As a side note about the population, we described that some changes in gait and cadence may occur when walking on a treadmill. We noticed this, but mainly because the participants walked at speeds to which they are not accustomed. We collected feedback from the participants on how they felt while walking on the treadmill. Some participants noted that their walk felt different when compared with a free-living walk. Some of the reasons for that might be: • the participant is more aware of the walk due to the step counting • the constant speed of the treadmill forces the movement of the person to be rigid, while on a free walk it is more fluid.
It was also observed that, especially at 1 km/h, the participants struggled more to keep the pace. Some tried to “correct” to a pace similar to how they would walk normally, whereas others tried to adapt to the slow speed using shorter steps. In some cases the “gait correction” looked similar to a debilitated walk. We are not sure how these aspects can affect the devices analyzed and we could not find any research that focused on changes of gait.
Conclusions
This study assessed the step count accuracy of three pedometers, YM, OM, and FB, at slow speed using 14 participants. It was observed that the three evaluated devices produced high error rates at 1 km/h and mixed error rates at 2 km/h, and at 3 km/h the error rates were the smallest of the three assessed speeds, with the OM and the FB having a slight overcount.
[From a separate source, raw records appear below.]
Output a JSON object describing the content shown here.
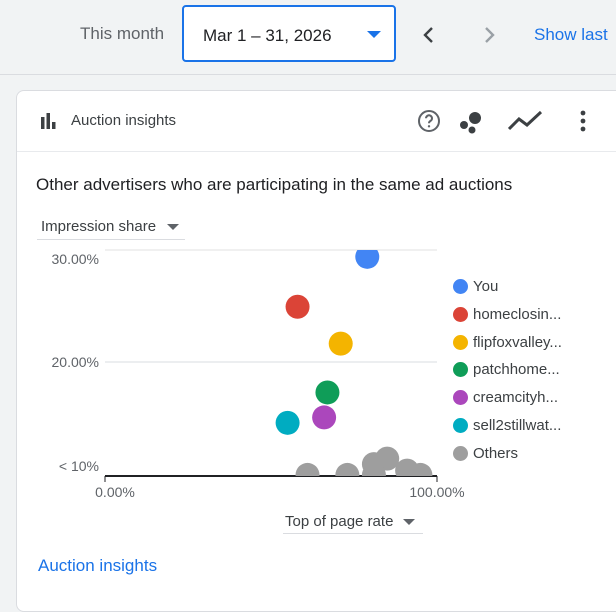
{
  "toolbar": {
    "period_label": "This month",
    "date_range": "Mar 1 – 31, 2026",
    "show_last": "Show last"
  },
  "card": {
    "title": "Auction insights",
    "subtitle": "Other advertisers who are participating in the same ad auctions",
    "metric_dropdown": "Impression share",
    "xaxis_dropdown": "Top of page rate",
    "footer_link": "Auction insights"
  },
  "chart_data": {
    "type": "scatter",
    "xlabel": "Top of page rate",
    "ylabel": "Impression share",
    "x_ticks": [
      "0.00%",
      "100.00%"
    ],
    "y_ticks": [
      "< 10%",
      "20.00%",
      "30.00%"
    ],
    "xlim": [
      0,
      100
    ],
    "ylim": [
      10,
      30
    ],
    "grid": true,
    "legend_position": "right",
    "series": [
      {
        "name": "You",
        "color": "#4285f4",
        "points": [
          [
            79,
            30.2
          ]
        ]
      },
      {
        "name": "homeclosin...",
        "color": "#db4437",
        "points": [
          [
            58,
            25.6
          ]
        ]
      },
      {
        "name": "flipfoxvalley...",
        "color": "#f4b400",
        "points": [
          [
            71,
            22.2
          ]
        ]
      },
      {
        "name": "patchhome...",
        "color": "#0f9d58",
        "points": [
          [
            67,
            17.7
          ]
        ]
      },
      {
        "name": "creamcityh...",
        "color": "#ab47bc",
        "points": [
          [
            66,
            15.4
          ]
        ]
      },
      {
        "name": "sell2stillwat...",
        "color": "#00acc1",
        "points": [
          [
            55,
            14.9
          ]
        ]
      },
      {
        "name": "Others",
        "color": "#9e9e9e",
        "points": [
          [
            61,
            10.1
          ],
          [
            73,
            10.1
          ],
          [
            81,
            11.1
          ],
          [
            85,
            11.6
          ],
          [
            81,
            10.1
          ],
          [
            91,
            10.5
          ],
          [
            95,
            10.1
          ]
        ]
      }
    ]
  }
}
The study was performed with a sample of healthy young participants without disabilities, and therefore the results of this study must be used with care when comparing with other populations, including the elderly and disabled population groups.
As future work we would like to do a follow-up study with participants from the target population, to evaluate more pedometers, and to compare the results among different population groups in order to evaluate how the performance of the devices differ among these groups.
Footnotes
Disclosure Statement
No competing financial interests exist.